Information Entropy Based Crystal Structure Prediction of Chemically Disordered Alloys via Graph Convolutional Neural Networks

The phase prediction of chemically disordered alloys poses a significant computational challenge due to the combinatorial complexity of such materials. The high-throughput compositional exploration of chemically disordered alloys, including high-entropy alloys, requires an approach to efficiently explore the potential energy landscape of such complex materials. Additionally, a metric to quantify the potential energy landscape explored for phase prediction of the compositions needs to be defined. We propose an information-theoretic approach to phase prediction in chemically disordered alloys in the present work.
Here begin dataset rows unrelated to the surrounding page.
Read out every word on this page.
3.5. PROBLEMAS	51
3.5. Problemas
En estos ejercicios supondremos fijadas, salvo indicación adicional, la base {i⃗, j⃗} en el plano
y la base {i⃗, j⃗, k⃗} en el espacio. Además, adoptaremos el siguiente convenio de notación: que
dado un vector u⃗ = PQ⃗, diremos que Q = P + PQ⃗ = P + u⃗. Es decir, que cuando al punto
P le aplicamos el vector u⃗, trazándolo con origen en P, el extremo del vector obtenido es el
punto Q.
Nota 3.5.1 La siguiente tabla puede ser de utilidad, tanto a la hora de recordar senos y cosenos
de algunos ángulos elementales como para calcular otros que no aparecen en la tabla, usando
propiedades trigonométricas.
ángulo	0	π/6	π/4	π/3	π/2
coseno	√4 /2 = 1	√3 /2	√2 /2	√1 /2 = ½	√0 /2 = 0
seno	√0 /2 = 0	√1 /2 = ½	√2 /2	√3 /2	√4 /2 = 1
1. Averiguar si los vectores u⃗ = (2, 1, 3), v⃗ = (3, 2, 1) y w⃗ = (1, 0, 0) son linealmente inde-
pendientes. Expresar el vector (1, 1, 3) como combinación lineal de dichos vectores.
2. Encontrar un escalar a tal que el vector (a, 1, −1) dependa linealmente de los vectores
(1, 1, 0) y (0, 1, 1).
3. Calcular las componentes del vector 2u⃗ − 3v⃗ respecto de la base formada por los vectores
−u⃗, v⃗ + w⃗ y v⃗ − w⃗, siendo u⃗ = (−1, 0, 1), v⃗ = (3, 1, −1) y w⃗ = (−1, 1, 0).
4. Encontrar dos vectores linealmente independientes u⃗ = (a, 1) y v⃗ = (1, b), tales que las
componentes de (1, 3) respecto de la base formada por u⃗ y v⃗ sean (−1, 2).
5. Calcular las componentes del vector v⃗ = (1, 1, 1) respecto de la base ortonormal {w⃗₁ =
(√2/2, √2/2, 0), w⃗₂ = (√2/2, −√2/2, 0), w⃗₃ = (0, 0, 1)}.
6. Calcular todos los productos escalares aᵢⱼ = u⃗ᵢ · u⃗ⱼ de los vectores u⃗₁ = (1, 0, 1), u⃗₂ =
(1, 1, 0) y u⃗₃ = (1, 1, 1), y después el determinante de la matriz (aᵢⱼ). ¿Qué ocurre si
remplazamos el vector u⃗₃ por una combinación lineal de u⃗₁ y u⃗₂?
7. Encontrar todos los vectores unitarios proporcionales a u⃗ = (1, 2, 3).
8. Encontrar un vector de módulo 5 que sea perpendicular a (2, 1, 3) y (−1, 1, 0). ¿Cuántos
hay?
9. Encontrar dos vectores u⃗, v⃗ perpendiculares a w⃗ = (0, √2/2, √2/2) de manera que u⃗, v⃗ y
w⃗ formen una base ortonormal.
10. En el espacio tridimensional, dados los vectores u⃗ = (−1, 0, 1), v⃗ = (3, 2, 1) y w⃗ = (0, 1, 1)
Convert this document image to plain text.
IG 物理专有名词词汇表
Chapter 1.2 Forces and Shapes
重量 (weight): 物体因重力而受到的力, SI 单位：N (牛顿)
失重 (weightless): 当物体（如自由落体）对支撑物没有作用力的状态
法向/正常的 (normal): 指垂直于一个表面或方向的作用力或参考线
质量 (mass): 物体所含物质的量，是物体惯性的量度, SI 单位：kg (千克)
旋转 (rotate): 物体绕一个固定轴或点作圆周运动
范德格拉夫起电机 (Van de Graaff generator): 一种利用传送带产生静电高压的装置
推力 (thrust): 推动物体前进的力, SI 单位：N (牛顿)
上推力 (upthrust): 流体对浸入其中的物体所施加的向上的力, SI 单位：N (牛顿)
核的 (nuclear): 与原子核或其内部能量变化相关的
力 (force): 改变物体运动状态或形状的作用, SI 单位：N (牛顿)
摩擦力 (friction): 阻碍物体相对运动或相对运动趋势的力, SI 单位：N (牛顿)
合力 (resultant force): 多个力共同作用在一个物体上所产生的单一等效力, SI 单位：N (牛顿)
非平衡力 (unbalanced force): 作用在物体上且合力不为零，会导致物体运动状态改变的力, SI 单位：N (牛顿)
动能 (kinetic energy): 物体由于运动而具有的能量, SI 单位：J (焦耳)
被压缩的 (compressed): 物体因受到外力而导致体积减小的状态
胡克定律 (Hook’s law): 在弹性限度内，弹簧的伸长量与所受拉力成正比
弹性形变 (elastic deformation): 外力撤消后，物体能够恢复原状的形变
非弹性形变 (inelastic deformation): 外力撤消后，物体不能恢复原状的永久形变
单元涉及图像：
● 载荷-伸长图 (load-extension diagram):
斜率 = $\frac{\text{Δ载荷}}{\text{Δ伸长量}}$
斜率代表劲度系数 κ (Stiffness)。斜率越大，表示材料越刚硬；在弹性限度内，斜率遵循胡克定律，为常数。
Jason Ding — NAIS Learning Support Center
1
We demonstrate the applicability of alchemical Monte Carlo sampling using an efficient Graph Convolutional Neural Network-Based machine learning model. We additionally demonstrate the applicability and limitations of the Bond Disproportion Vector (BDV) as a low-computational-cost descriptor and benchmark it against the state-of-the-art Smooth Overlap of Atomic Positions (SOAP) descriptor. We show the applicability of an information entropy-based metric for the phase prediction of binary (CoNi, MoW, FeNi and TaW), ternary (CoCrNi, CrFeNi), quaternary (CoCrFeNi) and quinary ($\mathrm{Al_x(CoCrFeNi)_{1-x}}$) alloys. Information entropy-based phase prediction can be applicable in challenging cases where conventional approaches are not feasible.